Он расправляет плечи и смеется.
— Ты хорошая девочка! Прости, что я засомневался.
Я толкаю его плечом и смеюсь.
Школьный день скатался в комок из учительского бубнежа и шелеста страниц. Я много кивала и улыбалась. Дорога домой в маршрутке вытрясла последние силы. Двор гудит суетой, подъезд обнимает прохладой, руки поворачивают ключ в двери. Я слышу голоса в зале, смех, звон посуды. Фух! Без корвалола в этот раз. Тихонько разуваюсь, и прошмыгиваю в комнату. Желудок урчит. Вспоминаю, что в рюкзаке — контейнер с бабушкиными блинами. Забираюсь с ногами на диван, расстегиваю рюкзак.
В коридоре звонит телефон, я слышу, как с хрустом открывается дверь из зала, как голос матери игриво бурлит:
— Да? Я слушаю… Хм. Не знаю! Может, и можно! Семь часов, она должна уже быть дома…
Дверь в комнату распахивается.
— О! Ты дома. Ну молодец.
Протягивает мне трубку:
— Тебя какой-то Влад, говорит, одноклассник.
Я молча киваю и беру трубку.
— Ты ответишь?
От поясницы вверх по позвоночнику расползается озноб, я пытаюсь вспомнить ощущение спокойствия от теплого металла в ладони, чтобы голос не дрожал:
— Отвечу. Закрой, пожалуйста, дверь.
— Ты голодая?
— Нет, спасибо. Я попозже поем.
— Ну как хочешь…
Хмыкнула и ушла. Я встаю, тихонько закрываю дверь, чтобы не было хлопка.
Беру трубку:
— Да?
— Привет, Алиса…
В висках застучало. Черный!
— Ты где взял мой номер?
— Это не так уж и сложно, кисунь...
— Ты обещал, что не будешь меня искать.
— Я обещал, что ты меня не увидишь, — он смеется. — Не видишь же? Че за наезд?
Я молчу.
— Але? Ты тут?
Молчу.
— Ладно, не бычь! Запиши мой номер.
Диктует цифры.
— Записала?
Молчу.
— Звони, если что.
В трубке убаюкивающе заныли гудки. Есть расхотелось. Я засыпаю под звон смеха, бокалов и урчание живота. Просыпаюсь от хлопка входной двери. По комнате расползся оранжевый рассвет. Я прислушиваюсь к шуршанию в глубине квартиры. Шаги с кухни в ванную, из ванны в спальню, из спальни на кухню, из кухни в спальню. Тишина. По коридору расстилается урчащий храп. Можно вставать. Крадусь на кухню, нахожу батон на столе и колбасу в холодильнике, делаю бутерброды, сую их в полиэтиленовый пакет. В ванну — принять душ. Одеться. Забрать пакет с бутербродами с кухни, сунуть в рюкзак, обуться, ускользнуть. Пока лифт едет вниз, я достаю бутерброд и жадно его кусаю. Выхожу из подъезда с набитым ртом и вижу Серого. Еле проглатываю кусок.

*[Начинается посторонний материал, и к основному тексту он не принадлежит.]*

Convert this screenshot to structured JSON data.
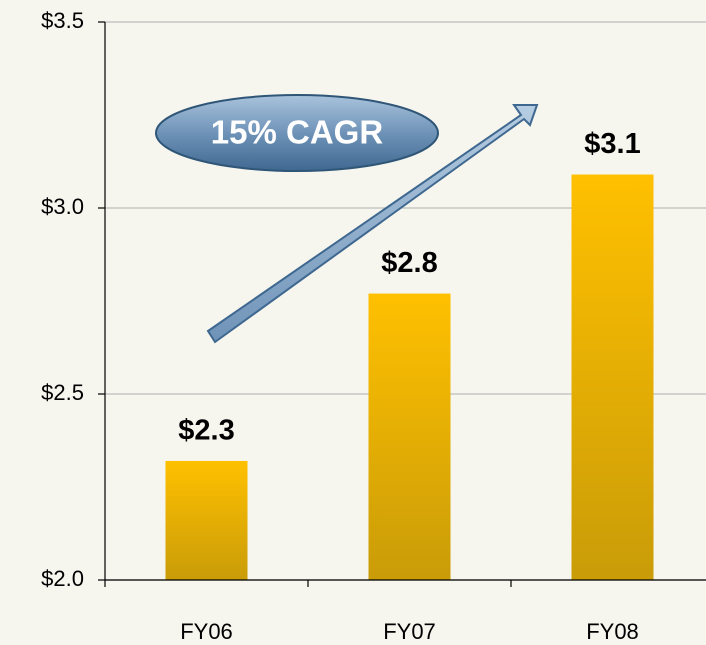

— Ты че тут? Меня караулишь?
— Ага, — он бросает бычок себе под ноги и закуривает вторую.
— Мне велели до школы тебя проводить, — смотрит в сторону.
— Мне не нужна охрана!
— Это не мне решать, — он пожимает плечами и смачно затягивается.
— Позвони Черному и скажи, что мне не надо.

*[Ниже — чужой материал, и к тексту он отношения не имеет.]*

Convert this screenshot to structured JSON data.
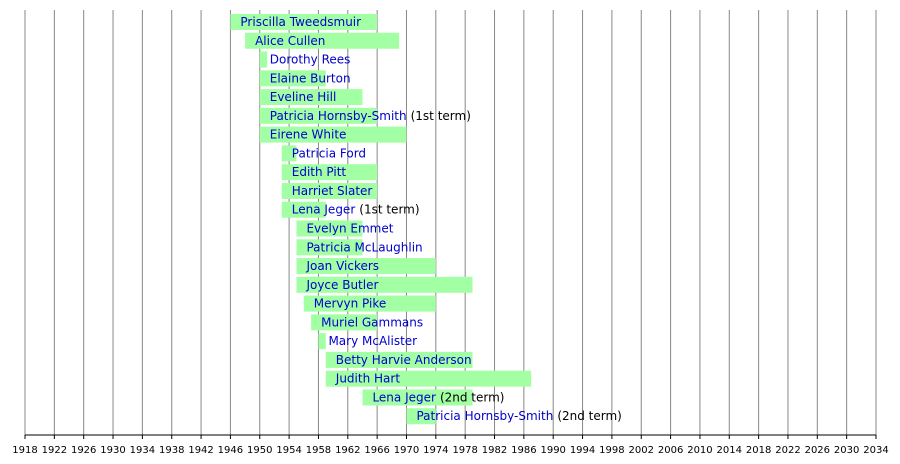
{
  "chart_data": {
    "type": "timeline",
    "xlim": [
      1918,
      2034
    ],
    "xticks": [
      1918,
      1922,
      1926,
      1930,
      1934,
      1938,
      1942,
      1946,
      1950,
      1954,
      1958,
      1962,
      1966,
      1970,
      1974,
      1978,
      1982,
      1986,
      1990,
      1994,
      1998,
      2002,
      2006,
      2010,
      2014,
      2018,
      2022,
      2026,
      2030,
      2034
    ],
    "grid": true,
    "color": "#a3ffa3",
    "name_color": "#0000cc",
    "bars": [
      {
        "name": "Priscilla Tweedsmuir",
        "start": 1946,
        "end": 1966
      },
      {
        "name": "Alice Cullen",
        "start": 1948,
        "end": 1969
      },
      {
        "name": "Dorothy Rees",
        "start": 1950,
        "end": 1951
      },
      {
        "name": "Elaine Burton",
        "start": 1950,
        "end": 1959
      },
      {
        "name": "Eveline Hill",
        "start": 1950,
        "end": 1964
      },
      {
        "name": "Patricia Hornsby-Smith",
        "note": "(1st term)",
        "start": 1950,
        "end": 1966
      },
      {
        "name": "Eirene White",
        "start": 1950,
        "end": 1970
      },
      {
        "name": "Patricia Ford",
        "start": 1953,
        "end": 1955
      },
      {
        "name": "Edith Pitt",
        "start": 1953,
        "end": 1966
      },
      {
        "name": "Harriet Slater",
        "start": 1953,
        "end": 1966
      },
      {
        "name": "Lena Jeger",
        "note": "(1st term)",
        "start": 1953,
        "end": 1959
      },
      {
        "name": "Evelyn Emmet",
        "start": 1955,
        "end": 1964
      },
      {
        "name": "Patricia McLaughlin",
        "start": 1955,
        "end": 1964
      },
      {
        "name": "Joan Vickers",
        "start": 1955,
        "end": 1974
      },
      {
        "name": "Joyce Butler",
        "start": 1955,
        "end": 1979
      },
      {
        "name": "Mervyn Pike",
        "start": 1956,
        "end": 1974
      },
      {
        "name": "Muriel Gammans",
        "start": 1957,
        "end": 1966
      },
      {
        "name": "Mary McAlister",
        "start": 1958,
        "end": 1959
      },
      {
        "name": "Betty Harvie Anderson",
        "start": 1959,
        "end": 1979
      },
      {
        "name": "Judith Hart",
        "start": 1959,
        "end": 1987
      },
      {
        "name": "Lena Jeger",
        "note": "(2nd term)",
        "start": 1964,
        "end": 1979
      },
      {
        "name": "Patricia Hornsby-Smith",
        "note": "(2nd term)",
        "start": 1970,
        "end": 1974
      }
    ]
  }
}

— Сама ему звони. Я не буду.
— И я не буду.
— Тогда не делай мне мозг и просто пошли…
— Хочешь бутерброд?
— Давай!
Я достаю пакет, протягиваю ему, застегиваю рюкзак и бегу в сторону остановки. Он следует за мной, быстро догоняет.

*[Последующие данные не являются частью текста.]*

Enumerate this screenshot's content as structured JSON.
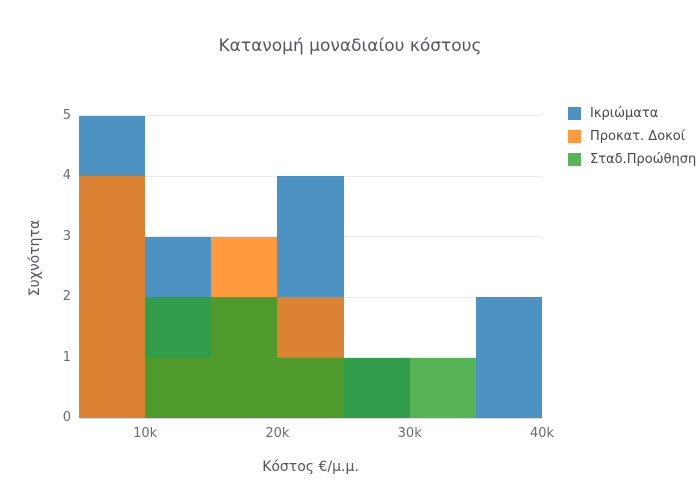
{
  "title": "Κατανομή μοναδιαίου κόστους",
  "chart_data": {
    "type": "histogram",
    "barmode": "overlay",
    "opacity": 0.8,
    "title": "Κατανομή μοναδιαίου κόστους",
    "xlabel": "Κόστος €/μ.μ.",
    "ylabel": "Συχνότητα",
    "bin_edges": [
      5000,
      10000,
      15000,
      20000,
      25000,
      30000,
      35000,
      40000
    ],
    "series": [
      {
        "key": "ikriomata",
        "name": "Ικριώματα",
        "color": "#1f77b4",
        "counts": [
          5,
          3,
          2,
          4,
          1,
          0,
          2
        ]
      },
      {
        "key": "prokat-dokoi",
        "name": "Προκατ. Δοκοί",
        "color": "#ff7f0e",
        "counts": [
          4,
          1,
          3,
          2,
          0,
          0,
          0
        ]
      },
      {
        "key": "stad-proothisi",
        "name": "Σταδ.Προώθηση",
        "color": "#2ca02c",
        "counts": [
          0,
          2,
          2,
          1,
          1,
          1,
          0
        ]
      }
    ],
    "x_ticks": [
      {
        "value": 10000,
        "label": "10k"
      },
      {
        "value": 20000,
        "label": "20k"
      },
      {
        "value": 30000,
        "label": "30k"
      },
      {
        "value": 40000,
        "label": "40k"
      }
    ],
    "y_ticks": [
      0,
      1,
      2,
      3,
      4,
      5
    ],
    "xlim": [
      5000,
      40000
    ],
    "ylim": [
      0,
      5.26
    ],
    "grid": "horizontal-only",
    "legend_position": "top-right"
  },
  "colors": {
    "background": "#ffffff",
    "gridline": "#ebebee",
    "axis_line": "#d6d6db",
    "tick_label": "#6c6c74",
    "axis_title": "#55555f",
    "chart_title": "#55555f",
    "legend_text": "#484850"
  }
}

— Эй, принцесса, не так быстро.
Останавливаюсь.
— Я не принцесса!
— Да ну! А ходишь с охраной!
Он начинает хихикать и опирается ладонями на бедра, чтобы отдышаться. В его карих глазах пляшут озорные чертики. Мне тоже становится смешно. Когда подходит маршрутка, он залезает первым и протягивает мне руку:
— Поднимайтесь, Ваше Высочество!
Я беру его за руку — ладонь горячая и шершавая. Он утягивает меня на задний ряд сидений, роется в карманах, передает мелочь за проезд, протягивает мне наушник. Маршрутка трогается.
В ухо мне истерически кричит знакомый голос: «я на тебе как на войне…».
— Агата Кристи? — я смеюсь.
— Да, ну и что…
— Как тебя хоть зовут, Серый?
— Денис… — он улыбается кривыми желтыми зубами.
Маршрутка тормозит на остановке у парка.
— Мы выходим! — я дергаю ручку и выскакиваю из маршрутки.
— Эй, ты куда? — он спешит за мной.
Я бегу в сторону больших облезлых букв ЦПКиО.
— А тебе… какое… дело? Ты охрана! Охраняй!
Я слышу, как как он смеется, спотыкается, снова смеется и бежит за мной.